Serie: Eionet Report - ETC/HE 2022/10
Air pollution is a major cause of premature death and disease and is the single largest environmental health risk in Europe. Heart disease and stroke are the most common reasons for premature deaths attributable to air pollution, followed by lung diseases and lung cancer.
The health risk assessment methodology assumptions have been recently adapted to follow the recommendations by the World Health Organisation (WHO), released in 2021. The new global air quality guidelines by WHO provide up-to-date health-based guideline levels for major health-damaging air pollutants and new recommendations for assessing the risk of exposure to air pollution.
This report estimates the health risk related to air pollution in 2020 based on the latest methodology. The estimates consider the number of premature deaths and years of life lost related to exposure to fine particulate matter, ozone and nitrogen dioxide, both for the 27 Member States of the European Union and for additional 14 European countries (Albania, Andorra, Bosnia and Herzegovina, Iceland, Kosovo, Liechtenstein, Monaco, Montenegro, North Macedonia, Norway, San Marino, Serbia, Switzerland, and Türkiye).
A sensitivity analysis to the changes in concentration-response functions and counterfactual concentrations is performed to understand the impact of such changes on the mortality outcome estimates. The sensitivity analysis included both old and new health risk methodology assumptions but also the recommendation from the ELAPSE study on the concentration response functions.

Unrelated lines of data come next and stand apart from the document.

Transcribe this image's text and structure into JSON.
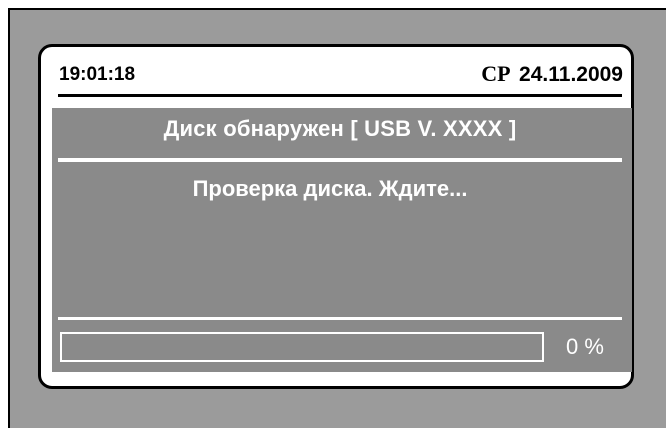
{
  "header": {
    "time": "19:01:18",
    "weekday": "СР",
    "date": "24.11.2009"
  },
  "dialog": {
    "title": "Диск обнаружен [ USB V. XXXX ]",
    "message": "Проверка диска. Ждите..."
  },
  "progress": {
    "fraction": 0,
    "label": "0 %"
  },
  "colors": {
    "panel": "#8a8a8a",
    "frame": "#9b9b9b",
    "text_on_panel": "#ffffff",
    "header_text": "#000000"
  }
}
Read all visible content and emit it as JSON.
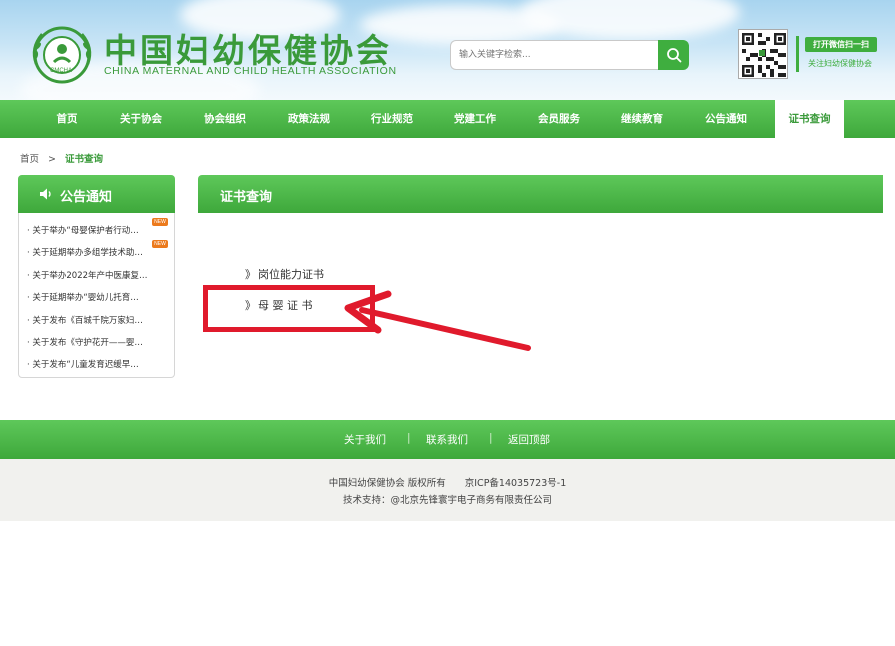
{
  "site": {
    "title_cn": "中国妇幼保健协会",
    "title_en": "CHINA MATERNAL AND CHILD HEALTH ASSOCIATION",
    "logo_text": "CMCHA"
  },
  "search": {
    "placeholder": "输入关键字检索...",
    "icon": "search-icon"
  },
  "wechat": {
    "button_label": "打开微信扫一扫",
    "follow_label": "关注妇幼保健协会"
  },
  "nav": {
    "items": [
      {
        "label": "首页"
      },
      {
        "label": "关于协会"
      },
      {
        "label": "协会组织"
      },
      {
        "label": "政策法规"
      },
      {
        "label": "行业规范"
      },
      {
        "label": "党建工作"
      },
      {
        "label": "会员服务"
      },
      {
        "label": "继续教育"
      },
      {
        "label": "公告通知"
      },
      {
        "label": "证书查询"
      }
    ],
    "active": "证书查询"
  },
  "breadcrumb": {
    "home": "首页",
    "sep": ">",
    "current": "证书查询"
  },
  "sidebar": {
    "title": "公告通知",
    "items": [
      {
        "text": "· 关于举办“母婴保护者行动…",
        "badge": "NEW"
      },
      {
        "text": "· 关于延期举办多组学技术助…",
        "badge": "NEW"
      },
      {
        "text": "· 关于举办2022年产中医康复…"
      },
      {
        "text": "· 关于延期举办“婴幼儿托育…"
      },
      {
        "text": "· 关于发布《百城千院万家妇…"
      },
      {
        "text": "· 关于发布《守护花开——婴…"
      },
      {
        "text": "· 关于发布“儿童发育迟缓早…"
      }
    ]
  },
  "main": {
    "title": "证书查询",
    "links": [
      {
        "mark": "》",
        "label": "岗位能力证书"
      },
      {
        "mark": "》",
        "label": "母 婴 证 书"
      }
    ]
  },
  "footer": {
    "links": [
      "关于我们",
      "联系我们",
      "返回顶部"
    ],
    "sep": "|",
    "copyright": "中国妇幼保健协会 版权所有　　京ICP备14035723号-1",
    "tech": "技术支持：@北京先锋寰宇电子商务有限责任公司"
  },
  "colors": {
    "brand_green": "#3ea83b",
    "annotation_red": "#e01a2c"
  }
}
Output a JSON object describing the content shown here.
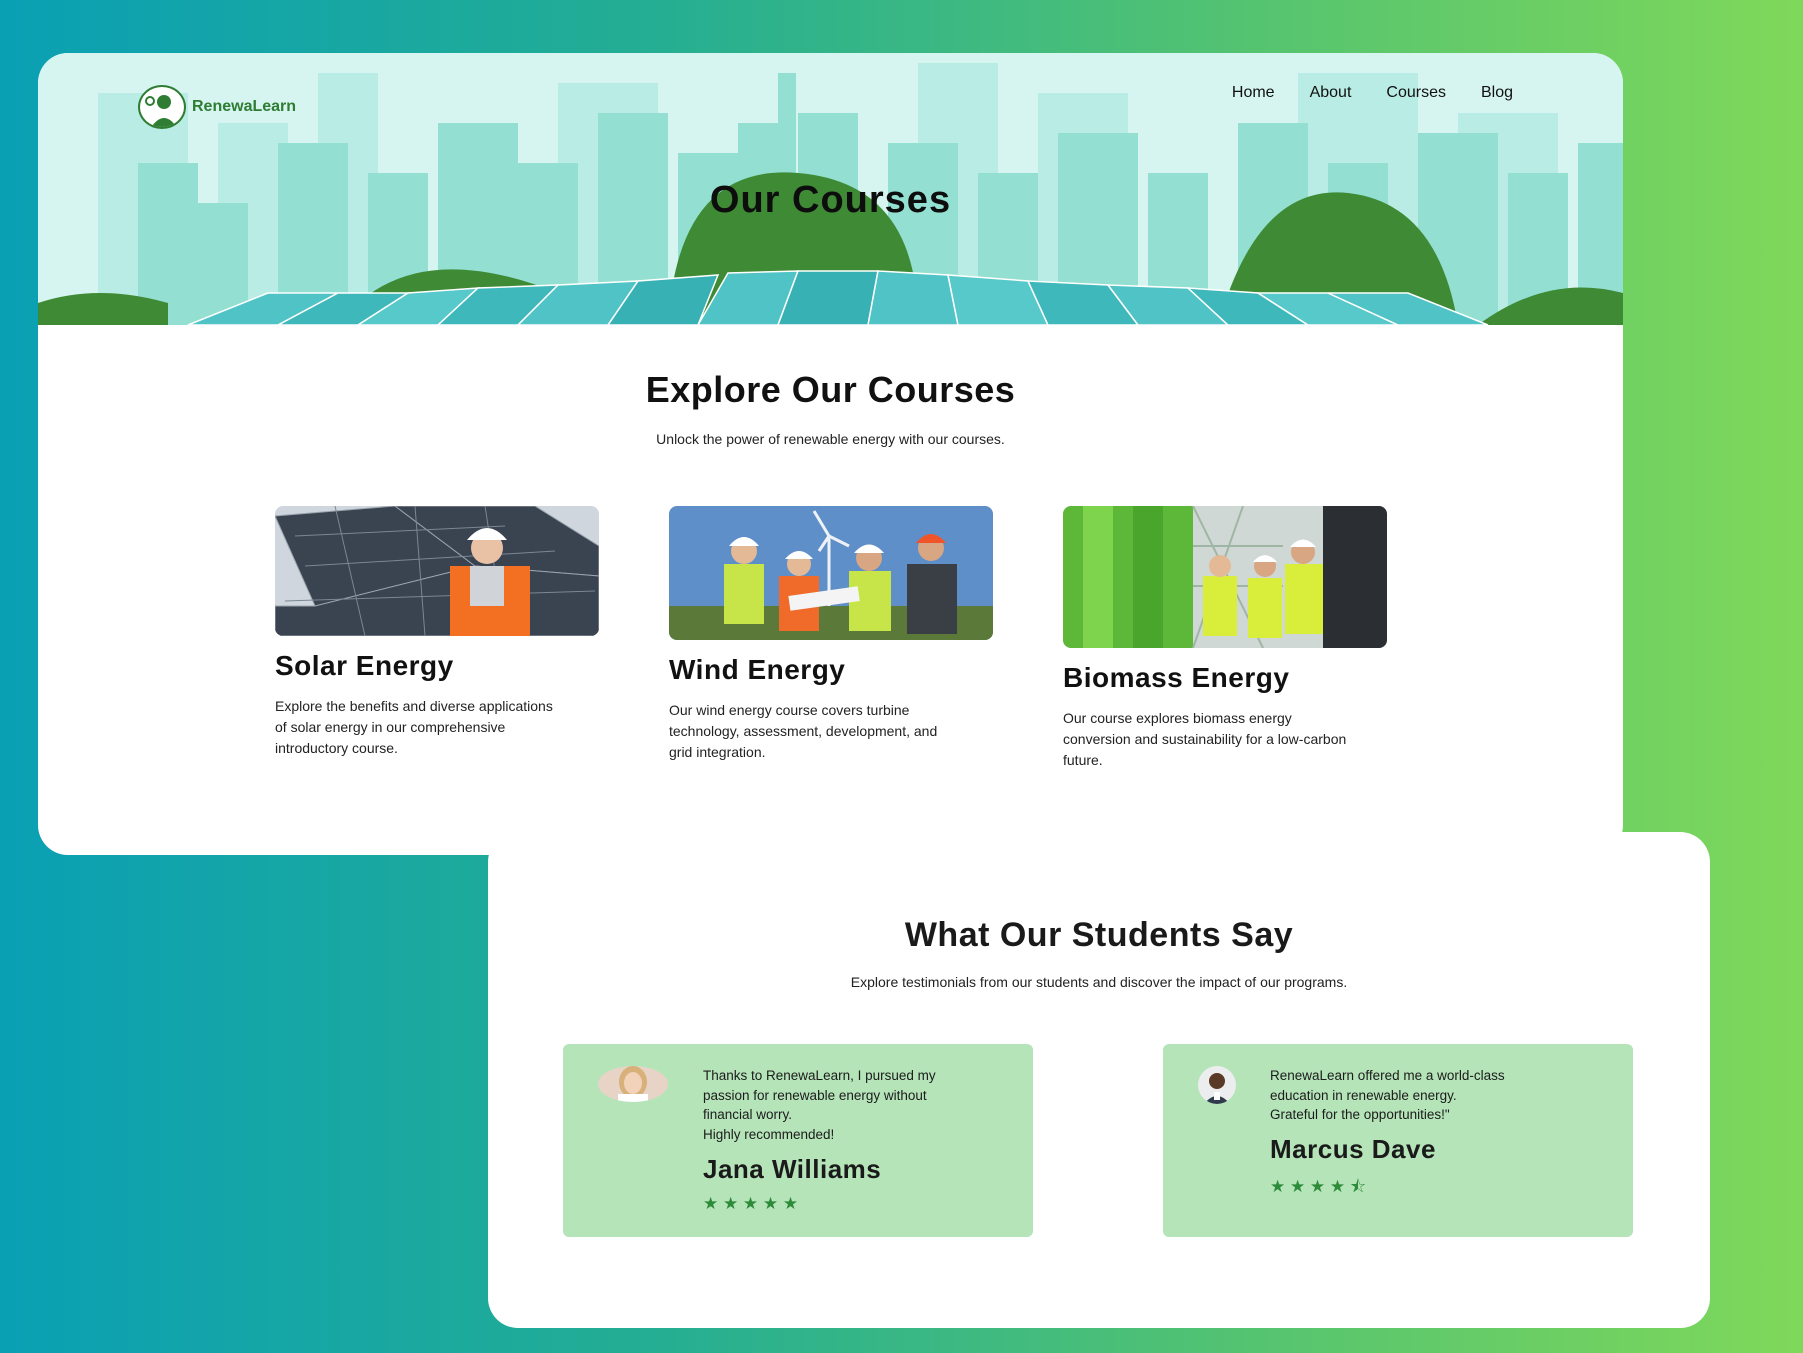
{
  "brand": {
    "name": "RenewaLearn"
  },
  "nav": {
    "items": [
      "Home",
      "About",
      "Courses",
      "Blog"
    ]
  },
  "hero": {
    "title": "Our Courses"
  },
  "explore": {
    "title": "Explore Our Courses",
    "subtitle": "Unlock the power of renewable energy with our courses."
  },
  "courses": [
    {
      "title": "Solar Energy",
      "description": "Explore the benefits and diverse applications of solar energy in our comprehensive introductory course.",
      "image": "solar-worker-photo"
    },
    {
      "title": "Wind Energy",
      "description": "Our wind energy course covers turbine technology, assessment, development, and grid integration.",
      "image": "wind-engineers-photo"
    },
    {
      "title": "Biomass Energy",
      "description": "Our course explores biomass energy conversion and sustainability for a low-carbon future.",
      "image": "biomass-plant-photo"
    }
  ],
  "testimonials": {
    "title": "What Our Students Say",
    "subtitle": "Explore testimonials from our students and discover the impact of our programs.",
    "items": [
      {
        "quote": "Thanks to RenewaLearn, I pursued my\npassion for renewable energy without\nfinancial worry.\nHighly recommended!",
        "name": "Jana Williams",
        "rating": 5,
        "stars": "★ ★ ★ ★ ★"
      },
      {
        "quote": "RenewaLearn offered me a world-class\neducation in renewable energy.\nGrateful for the opportunities!\"",
        "name": "Marcus Dave",
        "rating": 4.5,
        "stars": "★ ★ ★ ★ ⯪"
      }
    ]
  },
  "colors": {
    "brand_green": "#2e7d32",
    "hero_bg": "#d6f5f0",
    "testimonial_bg": "#b5e4b9",
    "star": "#2e8b3a"
  }
}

The ELAPSE project includes some of the most recent studies on the health effects at low air pollution levels by examining associations between exposures to relatively low levels of air pollution across Europe, including levels below the current EU standards.
The results for 2020 show that the largest health risks are estimated for the countries with the largest populations. However, in relative terms, when considering e.g., years of life lost per 100 000 inhabitants, the largest relative risks are observed in central and eastern European countries for PM2.5, in central and southern European countries for NO2, and south and eastern European for O3. The lowest impact is found for the northern and north-western parts of Europe, where the concentrations are lowest. The number of premature deaths attributed to air pollution in 2020 compared to 2019, increased for PM2.5 and decreased for NO2 and O3. Apart from the changes in concentrations and demographics, the COVID-19 pandemics seems to also have an influence on these changes. For PM2.5, the reduction in concentrations were counteracted by the excess of deaths due to the pandemics. In the case of NO2, the reduction in concentrations was more pronounced as a result of the lockdown measures and the drastic reduction in traffic and its impact in reducing mortality was bigger than the increasing impact of excess of deaths due to COVID-19.
Changing assumptions on concentration-response functions and counterfactual concentrations have implications for estimating mortality health outcomes. The sensitivity analysis shows that it is not straightforward to assess which assumptions estimates the highest health impacts when both factors change. In this case, the final outcome will depend on the concentration at the grid-cell level. The latest assumptions are expected to reduce the health outcomes for PM2.5 and increase for NO2 and O3, when compared to the previous one. When aggregated to all countries, the health outcomes are reduced by over 40 % for PM2.5 and increased by 50 % and 30 % for NO2 and O3, respectively, in 2020. However, this change varies across countries depending on the concentration level the population in the individual countries is exposed to.